Sex and Liberation: Returning to the Streets

But for many of us sexuality remains central to our lives and the oppression we confront every day. It remains a major social difference between us and institutionalized heterosexuality. We need to continue to fight the criminalization and censorship of our sexualities, especially in the context of those who push marriage and normalization as the solution, implying that a focus on sex is “bad” and “irresponsible”. There is also the need to address the violence and hatred that young queer people confront every day.

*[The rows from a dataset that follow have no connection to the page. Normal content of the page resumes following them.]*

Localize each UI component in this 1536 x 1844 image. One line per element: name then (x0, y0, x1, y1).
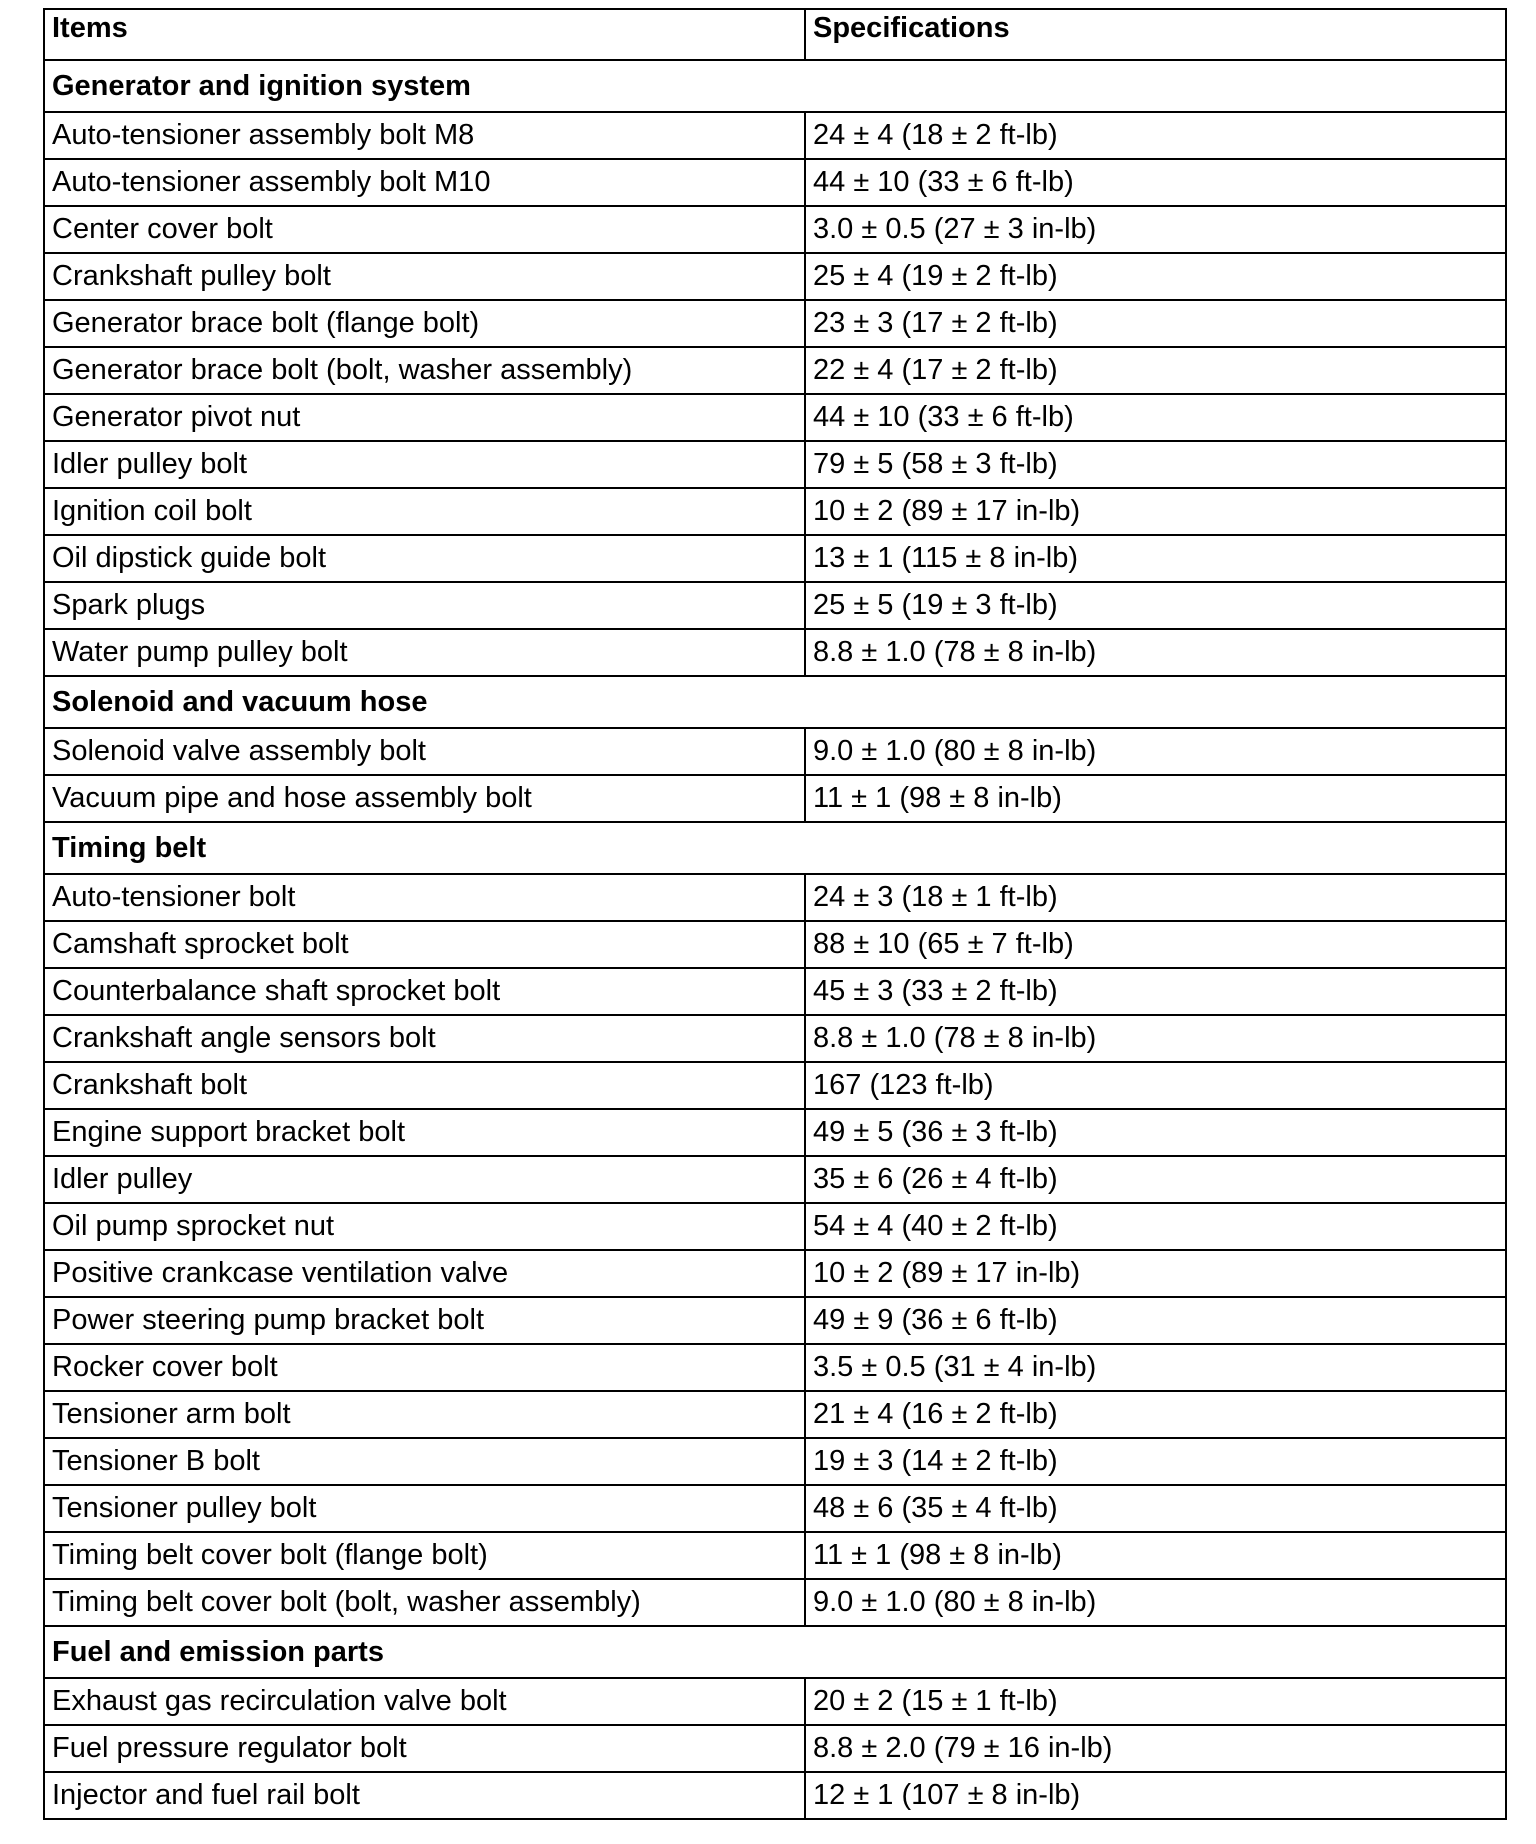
specification-cell: 8.8 ± 1.0 (78 ± 8 in-lb) (805, 629, 1506, 676)
item-cell: Oil dipstick guide bolt (44, 535, 805, 582)
table-header-row (44, 9, 1506, 60)
item-cell: Injector and fuel rail bolt (44, 1772, 805, 1819)
specification-cell: 48 ± 6 (35 ± 4 ft-lb) (805, 1485, 1506, 1532)
specification-cell: 44 ± 10 (33 ± 6 ft-lb) (805, 394, 1506, 441)
table-row (44, 1109, 1506, 1156)
specification-cell: 12 ± 1 (107 ± 8 in-lb) (805, 1772, 1506, 1819)
specification-cell: 45 ± 3 (33 ± 2 ft-lb) (805, 968, 1506, 1015)
item-cell: Idler pulley bolt (44, 441, 805, 488)
section-header-row (44, 676, 1506, 728)
table-row (44, 1532, 1506, 1579)
specification-cell: 10 ± 2 (89 ± 17 in-lb) (805, 488, 1506, 535)
item-cell: Generator brace bolt (bolt, washer assembly) (44, 347, 805, 394)
specification-cell: 88 ± 10 (65 ± 7 ft-lb) (805, 921, 1506, 968)
item-cell: Fuel pressure regulator bolt (44, 1725, 805, 1772)
table-row (44, 112, 1506, 159)
item-cell: Rocker cover bolt (44, 1344, 805, 1391)
item-cell: Camshaft sprocket bolt (44, 921, 805, 968)
table-row (44, 1062, 1506, 1109)
table-row (44, 1344, 1506, 1391)
table-row (44, 1579, 1506, 1626)
item-cell: Idler pulley (44, 1156, 805, 1203)
item-cell: Exhaust gas recirculation valve bolt (44, 1678, 805, 1725)
specification-cell: 24 ± 3 (18 ± 1 ft-lb) (805, 874, 1506, 921)
item-cell: Engine support bracket bolt (44, 1109, 805, 1156)
specification-cell: 49 ± 5 (36 ± 3 ft-lb) (805, 1109, 1506, 1156)
table-row (44, 253, 1506, 300)
item-cell: Auto-tensioner assembly bolt M10 (44, 159, 805, 206)
table-row (44, 159, 1506, 206)
item-cell: Crankshaft pulley bolt (44, 253, 805, 300)
table-row (44, 921, 1506, 968)
item-cell: Tensioner arm bolt (44, 1391, 805, 1438)
table-row (44, 535, 1506, 582)
table-row (44, 968, 1506, 1015)
specification-cell: 8.8 ± 2.0 (79 ± 16 in-lb) (805, 1725, 1506, 1772)
specification-cell: 25 ± 4 (19 ± 2 ft-lb) (805, 253, 1506, 300)
specification-cell: 20 ± 2 (15 ± 1 ft-lb) (805, 1678, 1506, 1725)
table-row (44, 728, 1506, 775)
item-cell: Solenoid valve assembly bolt (44, 728, 805, 775)
specification-cell: 9.0 ± 1.0 (80 ± 8 in-lb) (805, 1579, 1506, 1626)
table-row (44, 582, 1506, 629)
table-row (44, 347, 1506, 394)
table-row (44, 1250, 1506, 1297)
item-cell: Generator pivot nut (44, 394, 805, 441)
item-cell: Vacuum pipe and hose assembly bolt (44, 775, 805, 822)
section-header-row (44, 822, 1506, 874)
item-cell: Auto-tensioner assembly bolt M8 (44, 112, 805, 159)
specification-cell: 22 ± 4 (17 ± 2 ft-lb) (805, 347, 1506, 394)
specification-cell: 8.8 ± 1.0 (78 ± 8 in-lb) (805, 1015, 1506, 1062)
specification-cell: 167 (123 ft-lb) (805, 1062, 1506, 1109)
specification-cell: 19 ± 3 (14 ± 2 ft-lb) (805, 1438, 1506, 1485)
specification-cell: 49 ± 9 (36 ± 6 ft-lb) (805, 1297, 1506, 1344)
table-row (44, 1438, 1506, 1485)
table-row (44, 394, 1506, 441)
specification-cell: 35 ± 6 (26 ± 4 ft-lb) (805, 1156, 1506, 1203)
item-cell: Timing belt cover bolt (flange bolt) (44, 1532, 805, 1579)
section-title: Generator and ignition system (44, 60, 1506, 112)
item-cell: Generator brace bolt (flange bolt) (44, 300, 805, 347)
item-cell: Crankshaft angle sensors bolt (44, 1015, 805, 1062)
item-cell: Tensioner B bolt (44, 1438, 805, 1485)
section-title: Solenoid and vacuum hose (44, 676, 1506, 728)
table-row (44, 1678, 1506, 1725)
section-header-row (44, 60, 1506, 112)
item-cell: Auto-tensioner bolt (44, 874, 805, 921)
section-title: Timing belt (44, 822, 1506, 874)
specification-cell: 24 ± 4 (18 ± 2 ft-lb) (805, 112, 1506, 159)
specification-cell: 23 ± 3 (17 ± 2 ft-lb) (805, 300, 1506, 347)
table-row (44, 1391, 1506, 1438)
table-row (44, 206, 1506, 253)
table-row (44, 1203, 1506, 1250)
specification-cell: 9.0 ± 1.0 (80 ± 8 in-lb) (805, 728, 1506, 775)
header-specifications: Specifications (805, 9, 1506, 60)
header-items: Items (44, 9, 805, 60)
item-cell: Water pump pulley bolt (44, 629, 805, 676)
table-row (44, 441, 1506, 488)
specification-cell: 3.5 ± 0.5 (31 ± 4 in-lb) (805, 1344, 1506, 1391)
item-cell: Power steering pump bracket bolt (44, 1297, 805, 1344)
specification-cell: 79 ± 5 (58 ± 3 ft-lb) (805, 441, 1506, 488)
table-row (44, 1725, 1506, 1772)
item-cell: Spark plugs (44, 582, 805, 629)
specification-cell: 54 ± 4 (40 ± 2 ft-lb) (805, 1203, 1506, 1250)
table-row (44, 1485, 1506, 1532)
item-cell: Ignition coil bolt (44, 488, 805, 535)
table-body (44, 60, 1506, 1819)
item-cell: Timing belt cover bolt (bolt, washer assembly) (44, 1579, 805, 1626)
table-row (44, 775, 1506, 822)
specification-cell: 13 ± 1 (115 ± 8 in-lb) (805, 535, 1506, 582)
item-cell: Crankshaft bolt (44, 1062, 805, 1109)
table-row (44, 300, 1506, 347)
specification-cell: 3.0 ± 0.5 (27 ± 3 in-lb) (805, 206, 1506, 253)
item-cell: Center cover bolt (44, 206, 805, 253)
section-header-row (44, 1626, 1506, 1678)
table-row (44, 1297, 1506, 1344)
specification-cell: 11 ± 1 (98 ± 8 in-lb) (805, 775, 1506, 822)
table-row (44, 1156, 1506, 1203)
torque-spec-table (43, 8, 1507, 1820)
item-cell: Counterbalance shaft sprocket bolt (44, 968, 805, 1015)
item-cell: Oil pump sprocket nut (44, 1203, 805, 1250)
specification-cell: 21 ± 4 (16 ± 2 ft-lb) (805, 1391, 1506, 1438)
table-row (44, 488, 1506, 535)
table-row (44, 874, 1506, 921)
specification-cell: 11 ± 1 (98 ± 8 in-lb) (805, 1532, 1506, 1579)
item-cell: Tensioner pulley bolt (44, 1485, 805, 1532)
table-row (44, 1772, 1506, 1819)
specification-cell: 25 ± 5 (19 ± 3 ft-lb) (805, 582, 1506, 629)
table-row (44, 1015, 1506, 1062)
item-cell: Positive crankcase ventilation valve (44, 1250, 805, 1297)
section-title: Fuel and emission parts (44, 1626, 1506, 1678)
specification-cell: 44 ± 10 (33 ± 6 ft-lb) (805, 159, 1506, 206)
table-row (44, 629, 1506, 676)
specification-cell: 10 ± 2 (89 ± 17 in-lb) (805, 1250, 1506, 1297)
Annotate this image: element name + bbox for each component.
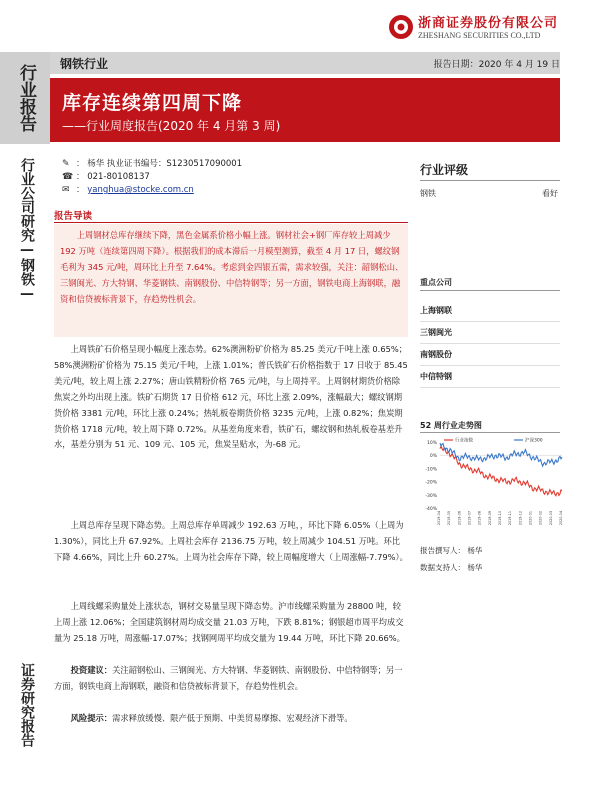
y-tick-label: 10% xyxy=(426,441,437,446)
body-paragraph-1: 上周铁矿石价格呈现小幅度上涨态势。62%澳洲粉矿价格为 85.25 美元/千吨上涨 0.65%；58%澳洲粉矿价格为 75.15 美元/千吨，上涨 1.01%；普氏铁矿石价格指数于 17 日收于 85.45 美元/吨，较上周上涨 2.27%；唐山铁精粉价格 765 元/吨，与上周持平。上周钢材期货价格除焦炭之外均出现上涨。铁矿石期货 17 日价格 612 元，环比上涨 2.09%，涨幅最大；螺纹钢期货价格 3381 元/吨，环比上涨 0.24%；热轧板卷期货价格 3235 元/吨，上涨 0.82%；焦炭期货价格 1718 元/吨，较上周下降 0.72%。从基差角度来看，铁矿石，螺纹钢和热轧板卷基差升水，基差分别为 51 元、109 元、105 元，焦炭呈贴水，为-68 元。 xyxy=(54,344,408,450)
risk-label: 风险提示： xyxy=(70,713,113,723)
industry-label: 钢铁行业 xyxy=(60,57,109,71)
y-tick-label: -30% xyxy=(425,493,437,499)
key-companies-divider xyxy=(420,290,560,291)
key-companies-title: 重点公司 xyxy=(420,278,452,287)
guide-divider xyxy=(54,222,408,223)
mail-icon: ✉ xyxy=(62,185,70,195)
trend-chart-title: 52 周行业走势图 xyxy=(420,421,482,430)
report-subtitle: ——行业周度报告(2020 年 4 月第 3 周) xyxy=(62,119,281,133)
zheshang-logo-icon xyxy=(388,14,414,40)
analyst-text: ： 杨华 执业证书编号：S1230517090001 xyxy=(76,159,243,169)
summary-text: 上周钢材总库存继续下降，黑色金属系价格小幅上涨。钢材社会+钢厂库存较上周减少 192 万吨（连续第四周下降）。根据我们的成本滞后一月模型测算，截至 4 月 17 日，螺纹钢毛利为 345 元/吨，周环比上升至 7.64%。考虑到金四银五需，需求较强，关注：韶钢松山、三钢闽光、方大特钢、华菱钢铁、南钢股份、中信特钢等；另一方面，钢铁电商上海钢联，融资和信贷被标背景下，存趋势性机会。 xyxy=(60,230,404,304)
x-tick-label: 2020-02 xyxy=(538,511,543,526)
company-name: 上海钢联 xyxy=(420,306,452,315)
x-tick-label: 2019-07 xyxy=(467,511,472,526)
sidebar-mid-label: 行业公司研究—钢铁— xyxy=(19,158,35,302)
x-tick-label: 2019-05 xyxy=(447,511,452,526)
company-name: 南钢股份 xyxy=(420,350,452,359)
guide-heading: 报告导读 xyxy=(54,211,93,222)
body-paragraph-5 xyxy=(54,711,408,727)
y-tick-label: -40% xyxy=(425,507,437,512)
company-item xyxy=(420,366,560,388)
company-item xyxy=(420,322,560,344)
rating-value: 看好 xyxy=(542,189,558,198)
x-tick-label: 2020-01 xyxy=(528,511,533,526)
x-tick-label: 2019-10 xyxy=(498,511,502,526)
body-paragraph-2: 上周总库存呈现下降态势。上周总库存单周减少 192.63 万吨，，环比下降 6.05%（上周为 1.30%），同比上升 67.92%。上周社会库存 2136.75 万吨，较上周减少 104.51 万吨。环比下降 4.66%，同比上升 60.27%。上周为社会库存下降，较上周幅度增大（上周涨幅-7.79%）。 xyxy=(54,520,408,562)
x-tick-label: 2019-11 xyxy=(508,511,513,526)
email-link[interactable]: yanghua@stocke.com.cn xyxy=(87,185,194,195)
investment-label: 投资建议： xyxy=(70,665,113,675)
x-tick-label: 2019-06 xyxy=(457,511,462,526)
risk-text: 需求释放缓慢、限产低于预期、中美贸易摩擦、宏观经济下滑等。 xyxy=(112,713,353,723)
y-tick-label: 0% xyxy=(429,454,437,460)
series-line xyxy=(440,443,562,466)
analyst-writer: 报告撰写人： 杨华 xyxy=(420,546,483,555)
phone-text: ： 021-80108137 xyxy=(76,172,150,182)
legend-label: 行业指数 xyxy=(455,438,473,444)
company-name: 中信特钢 xyxy=(420,372,452,381)
y-tick-label: -10% xyxy=(425,467,437,473)
body-paragraph-3: 上周线螺采购量处上涨状态，钢材交易量呈现下降态势。沪市线螺采购量为 28800 吨，较上周上涨 12.06%；全国建筑钢材周均成交量 21.03 万吨，下跌 8.81%；钢银超市周平均成交量为 25.18 万吨，周涨幅-17.07%；找钢网周平均成交量为 19.44 万吨，环比下降 20.66%。 xyxy=(54,601,405,643)
x-tick-label: 2019-09 xyxy=(487,511,492,526)
phone-icon: ☎ xyxy=(62,172,74,182)
x-tick-label: 2020-04 xyxy=(559,511,563,526)
rating-sector: 钢铁 xyxy=(420,189,436,198)
series-line xyxy=(440,446,562,496)
rating-title: 行业评级 xyxy=(420,163,469,177)
sidebar-bottom-label: 证券研究报告 xyxy=(19,663,35,747)
company-name-cn: 浙商证券股份有限公司 xyxy=(418,16,559,31)
contact-email xyxy=(62,183,194,195)
company-item xyxy=(420,344,560,366)
x-tick-label: 2019-12 xyxy=(518,511,523,526)
investment-text: 关注韶钢松山、三钢闽光、方大特钢、华菱钢铁、南钢股份、中信特钢等；另一方面，钢铁电商上海钢联，融资和信贷被标背景下，存趋势性机会。 xyxy=(54,665,403,691)
body-paragraph-4 xyxy=(54,663,408,695)
company-name: 三钢闽光 xyxy=(420,328,452,337)
rating-divider xyxy=(420,180,560,181)
x-tick-label: 2020-03 xyxy=(548,511,553,526)
trend-chart xyxy=(418,436,564,532)
pen-icon: ✎ xyxy=(62,159,70,169)
x-tick-label: 2019-04 xyxy=(437,511,441,526)
contact-phone xyxy=(62,170,150,182)
report-date: 报告日期：2020 年 4 月 19 日 xyxy=(433,60,560,70)
legend-label: 沪深300 xyxy=(525,438,543,444)
company-item xyxy=(420,300,560,322)
report-title: 库存连续第四周下降 xyxy=(62,92,243,114)
trend-divider xyxy=(420,432,560,433)
sidebar-top-label: 行业报告 xyxy=(16,64,36,132)
company-name-en: ZHESHANG SECURITIES CO.,LTD xyxy=(418,31,541,40)
contact-analyst xyxy=(62,157,242,169)
email-prefix: ： xyxy=(76,185,88,195)
y-tick-label: -20% xyxy=(425,480,437,486)
sidebar-report-type xyxy=(0,52,50,144)
x-tick-label: 2019-08 xyxy=(477,511,482,526)
data-supporter: 数据支持人： 杨华 xyxy=(420,563,483,572)
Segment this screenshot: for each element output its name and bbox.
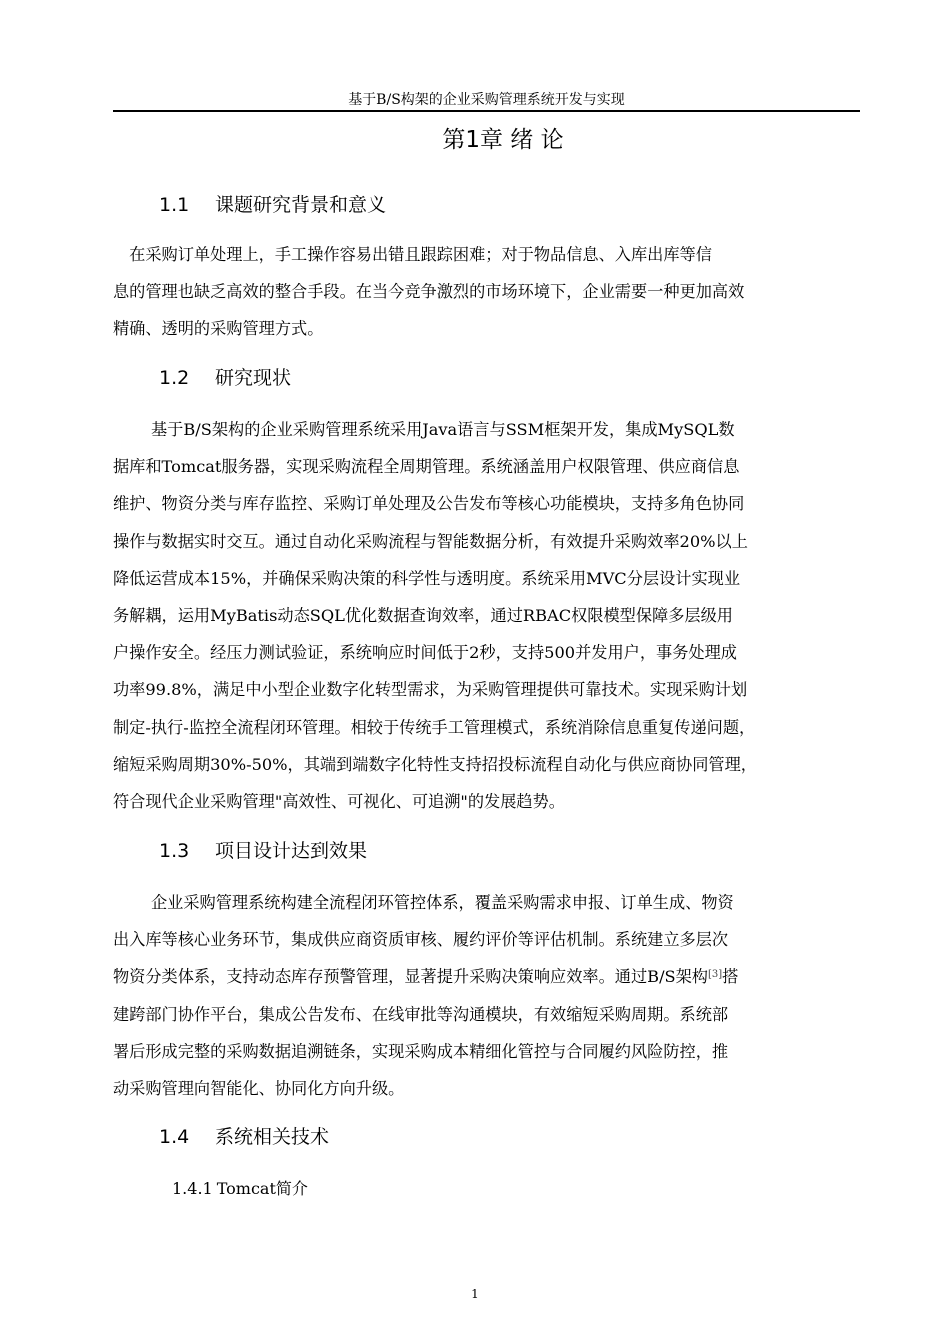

We are also becoming aware of the limitations of formal, individual rights. These are important, but they are not the same as a substantive, actual equality, which requires a more radical process of social transformation. For this, we need allies and the development of real solidarity with the most oppressed in our own communities, and with other oppressed and marginalized groups. It requires a return to a politics of the streets and building grass-roots movements that can challenge capitalist and heterosexist social relations. It requires a commitment to challenging class exploitation within and outside queer communities. It requires building working-class and oppressed people’s counter-power in class struggles that open the way for more profound forms of queer and sexual liberation. As Edward Carpenter, an English homosexual libertarian socialist, once put it, using the term “Uranian” to describe what we today might call queer:

(It is possible that the Uranian spirit may lead to something like a general enthusiasm of humanity, and that the Uranian people may be destined to form the advance guard of that great movement which will one day transform the common life by substituting the bond of personal affection and compassion for the monetary, legal and other external ties which now control and confine society.)